Suzie O'Brien retires

By Brian Keogh

Super Mum Suzie O'Brien has called time on her pro golf career to help the kids - and she doesn't mean her own.

O'Brien, 39, won't just be spending more time with her daughter Clodagh or baby son JP.

She's also decided to give up her time to teach golf to youngsters through The First Tee of Ireland - a youth character development programme.

O'Brien explained: "It is about teaching life skills to young kids through golf. We try to give them the ability to communicate, have patience and control their emotions."

The First Tee was launched in Ireland in 2005 and some 450 children are expected to try their hand at the game with backing from partners One 51 and Ulster Bank.

O'Brien is one of 14 teachers who will give their time this season after deciding to call a halt to life on tour.

The former Curtis Cup player, who is a sister of Walker Cup ace Jody Fanagan and grand-daughter to former British Lions international Dr Paul Murray, played on the Ladies European Tour between 2002 and 2004.

But the serious illness of her husband Andre - happily resolved now after a kidney transplant - and the birth of her two children put golf on the back burner.

As she approaches her 40th birthday next month, O'Brien has decided that the time has come to stay nearer to home and leave tour life to the younger girls.

Based in Tramore, Suzie said: "The First Tee programme is really rewarding and I am also giving lessons in the district and really enjoying life in the country.

"My husband Andre got a kidney three years ago and is back to a normal life now, we're even playing tennis and things are just brilliant.

"It is great not be going up to Beaumont Hospital for dialysis and we are loving it here in the country."

O'Brien turned professional on the back of a distinguished career in the amateur ranks, representing Great Britain and Ireland in the 2000 Curtis Cup where she won three and a half points out of four at Ganton.

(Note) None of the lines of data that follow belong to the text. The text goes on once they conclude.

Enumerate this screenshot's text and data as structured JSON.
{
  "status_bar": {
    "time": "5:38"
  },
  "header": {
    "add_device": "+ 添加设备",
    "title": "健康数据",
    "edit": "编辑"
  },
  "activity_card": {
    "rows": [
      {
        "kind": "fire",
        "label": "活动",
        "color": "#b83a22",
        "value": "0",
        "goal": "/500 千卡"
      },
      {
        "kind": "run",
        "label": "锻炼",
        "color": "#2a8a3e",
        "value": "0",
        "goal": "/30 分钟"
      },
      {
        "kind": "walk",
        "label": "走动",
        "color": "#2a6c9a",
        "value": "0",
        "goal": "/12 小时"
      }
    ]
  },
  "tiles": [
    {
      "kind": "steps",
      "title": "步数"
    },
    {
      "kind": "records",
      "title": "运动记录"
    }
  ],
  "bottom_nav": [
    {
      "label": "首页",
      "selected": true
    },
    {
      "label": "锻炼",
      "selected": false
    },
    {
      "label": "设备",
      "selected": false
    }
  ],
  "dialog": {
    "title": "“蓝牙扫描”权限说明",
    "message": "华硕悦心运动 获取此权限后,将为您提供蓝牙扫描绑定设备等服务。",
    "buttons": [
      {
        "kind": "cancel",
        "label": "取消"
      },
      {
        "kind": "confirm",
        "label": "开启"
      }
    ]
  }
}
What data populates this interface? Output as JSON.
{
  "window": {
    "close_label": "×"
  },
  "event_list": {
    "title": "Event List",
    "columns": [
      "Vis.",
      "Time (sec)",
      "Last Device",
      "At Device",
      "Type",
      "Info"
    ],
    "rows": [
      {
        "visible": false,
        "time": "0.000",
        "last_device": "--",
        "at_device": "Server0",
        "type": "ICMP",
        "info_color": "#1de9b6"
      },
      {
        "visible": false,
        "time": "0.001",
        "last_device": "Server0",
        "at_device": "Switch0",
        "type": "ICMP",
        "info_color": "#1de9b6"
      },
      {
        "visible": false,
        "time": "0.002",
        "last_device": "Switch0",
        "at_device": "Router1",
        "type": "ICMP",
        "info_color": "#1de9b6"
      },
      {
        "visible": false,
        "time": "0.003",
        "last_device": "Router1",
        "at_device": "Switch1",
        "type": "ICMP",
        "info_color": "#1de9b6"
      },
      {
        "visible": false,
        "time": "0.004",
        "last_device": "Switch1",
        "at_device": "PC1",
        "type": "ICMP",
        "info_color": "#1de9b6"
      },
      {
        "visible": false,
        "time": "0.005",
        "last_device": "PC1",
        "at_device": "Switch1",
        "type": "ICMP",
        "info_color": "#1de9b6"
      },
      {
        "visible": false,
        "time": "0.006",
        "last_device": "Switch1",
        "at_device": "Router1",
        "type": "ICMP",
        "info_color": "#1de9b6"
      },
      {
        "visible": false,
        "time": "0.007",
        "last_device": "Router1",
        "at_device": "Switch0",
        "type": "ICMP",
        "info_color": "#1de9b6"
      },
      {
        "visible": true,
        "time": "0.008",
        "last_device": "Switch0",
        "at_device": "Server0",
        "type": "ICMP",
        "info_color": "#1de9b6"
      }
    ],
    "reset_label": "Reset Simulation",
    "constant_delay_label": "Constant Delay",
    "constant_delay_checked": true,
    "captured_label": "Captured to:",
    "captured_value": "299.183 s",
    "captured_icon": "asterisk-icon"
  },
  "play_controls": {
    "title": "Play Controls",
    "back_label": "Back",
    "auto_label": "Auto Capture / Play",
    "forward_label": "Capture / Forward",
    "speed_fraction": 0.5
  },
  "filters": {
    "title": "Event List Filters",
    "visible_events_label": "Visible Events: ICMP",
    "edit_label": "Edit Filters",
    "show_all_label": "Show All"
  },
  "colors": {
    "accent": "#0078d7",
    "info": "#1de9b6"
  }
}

Her professional career was coloured by her husband's battle with serious illness but she still managed to play ten events after the birth of her first child, post four top 20 finishes in 2004 to retain her card with ease.

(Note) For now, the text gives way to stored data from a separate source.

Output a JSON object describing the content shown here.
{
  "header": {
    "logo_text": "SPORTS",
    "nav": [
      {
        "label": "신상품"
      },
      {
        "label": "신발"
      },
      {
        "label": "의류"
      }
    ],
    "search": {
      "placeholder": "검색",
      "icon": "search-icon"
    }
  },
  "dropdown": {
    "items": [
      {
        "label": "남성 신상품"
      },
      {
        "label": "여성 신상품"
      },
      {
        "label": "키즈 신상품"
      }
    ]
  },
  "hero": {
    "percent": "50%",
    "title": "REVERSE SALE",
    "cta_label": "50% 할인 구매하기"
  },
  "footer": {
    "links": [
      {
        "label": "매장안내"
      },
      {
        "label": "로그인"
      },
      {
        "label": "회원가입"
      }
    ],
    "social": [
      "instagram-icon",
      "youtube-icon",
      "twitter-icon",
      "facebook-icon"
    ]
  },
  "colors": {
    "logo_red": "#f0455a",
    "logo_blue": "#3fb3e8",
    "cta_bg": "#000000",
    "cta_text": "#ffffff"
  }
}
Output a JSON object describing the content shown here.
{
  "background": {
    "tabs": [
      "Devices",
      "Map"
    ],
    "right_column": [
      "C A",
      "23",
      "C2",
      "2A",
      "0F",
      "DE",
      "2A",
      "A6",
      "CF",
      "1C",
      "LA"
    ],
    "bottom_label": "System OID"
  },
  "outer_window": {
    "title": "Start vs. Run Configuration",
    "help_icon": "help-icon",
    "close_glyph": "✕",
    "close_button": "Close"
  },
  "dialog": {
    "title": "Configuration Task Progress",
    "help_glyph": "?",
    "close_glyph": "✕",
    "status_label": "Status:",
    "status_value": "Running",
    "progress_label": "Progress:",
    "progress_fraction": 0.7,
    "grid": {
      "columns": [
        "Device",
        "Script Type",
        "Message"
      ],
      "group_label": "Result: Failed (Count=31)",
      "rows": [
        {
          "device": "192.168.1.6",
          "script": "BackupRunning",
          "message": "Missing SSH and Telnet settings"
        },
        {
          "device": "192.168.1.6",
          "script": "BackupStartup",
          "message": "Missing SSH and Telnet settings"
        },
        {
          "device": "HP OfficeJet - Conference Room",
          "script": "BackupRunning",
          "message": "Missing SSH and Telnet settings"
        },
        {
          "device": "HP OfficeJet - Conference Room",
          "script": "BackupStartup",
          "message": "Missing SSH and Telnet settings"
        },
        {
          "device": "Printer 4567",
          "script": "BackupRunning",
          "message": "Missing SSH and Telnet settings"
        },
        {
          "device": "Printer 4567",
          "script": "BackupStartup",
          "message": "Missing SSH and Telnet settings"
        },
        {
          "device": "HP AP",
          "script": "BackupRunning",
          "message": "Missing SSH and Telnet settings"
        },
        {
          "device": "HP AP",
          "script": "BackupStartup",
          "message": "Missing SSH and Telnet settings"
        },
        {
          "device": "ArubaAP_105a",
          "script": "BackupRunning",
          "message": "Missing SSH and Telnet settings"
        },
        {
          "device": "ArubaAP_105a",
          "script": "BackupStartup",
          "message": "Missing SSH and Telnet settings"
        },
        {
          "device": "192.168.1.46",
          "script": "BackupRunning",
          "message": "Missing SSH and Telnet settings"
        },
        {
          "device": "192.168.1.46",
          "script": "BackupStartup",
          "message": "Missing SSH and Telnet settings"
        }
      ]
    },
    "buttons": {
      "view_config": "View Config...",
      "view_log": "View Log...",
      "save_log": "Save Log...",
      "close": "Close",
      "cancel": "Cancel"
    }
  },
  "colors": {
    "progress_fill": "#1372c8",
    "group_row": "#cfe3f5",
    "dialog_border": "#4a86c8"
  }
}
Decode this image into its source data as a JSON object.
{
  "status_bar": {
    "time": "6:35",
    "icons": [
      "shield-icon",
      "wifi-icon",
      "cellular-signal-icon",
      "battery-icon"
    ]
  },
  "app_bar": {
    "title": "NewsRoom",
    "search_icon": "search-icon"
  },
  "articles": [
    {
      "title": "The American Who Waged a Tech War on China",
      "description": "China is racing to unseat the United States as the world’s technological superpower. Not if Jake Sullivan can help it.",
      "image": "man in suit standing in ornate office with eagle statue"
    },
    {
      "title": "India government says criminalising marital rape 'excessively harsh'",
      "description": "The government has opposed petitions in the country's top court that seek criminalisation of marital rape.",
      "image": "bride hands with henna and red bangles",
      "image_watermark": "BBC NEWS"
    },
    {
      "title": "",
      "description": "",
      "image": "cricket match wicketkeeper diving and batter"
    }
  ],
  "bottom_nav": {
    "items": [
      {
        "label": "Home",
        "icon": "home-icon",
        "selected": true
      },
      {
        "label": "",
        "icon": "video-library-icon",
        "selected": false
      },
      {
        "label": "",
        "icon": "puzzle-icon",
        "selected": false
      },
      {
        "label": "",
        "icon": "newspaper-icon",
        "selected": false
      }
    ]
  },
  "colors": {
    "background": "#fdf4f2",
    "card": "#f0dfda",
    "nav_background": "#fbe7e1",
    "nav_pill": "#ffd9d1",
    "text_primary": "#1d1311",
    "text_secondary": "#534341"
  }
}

She played just three times in 2005 and while she earned nearly €28,000 from 38 tour events in her career, she realised that the time had come to call it a day.

She said: "I had a tour card last year and didn't play at all. With two kids it is really a life for younger girls. I loved the experience but the time now is to be with my family.

"In fairness to the LET, the money has improved a lot in the last two or three years and it seems to be going in the right direction again.

"My experience was a little bit odd with my husband being sick a lot of the time but I think it will be a lot easier for Martina Gillen and Claire Coughlan when they come out on tour this year.

"I don't see why they can't do well. I would expect them to contend in events and win events in the short term rather than the long term."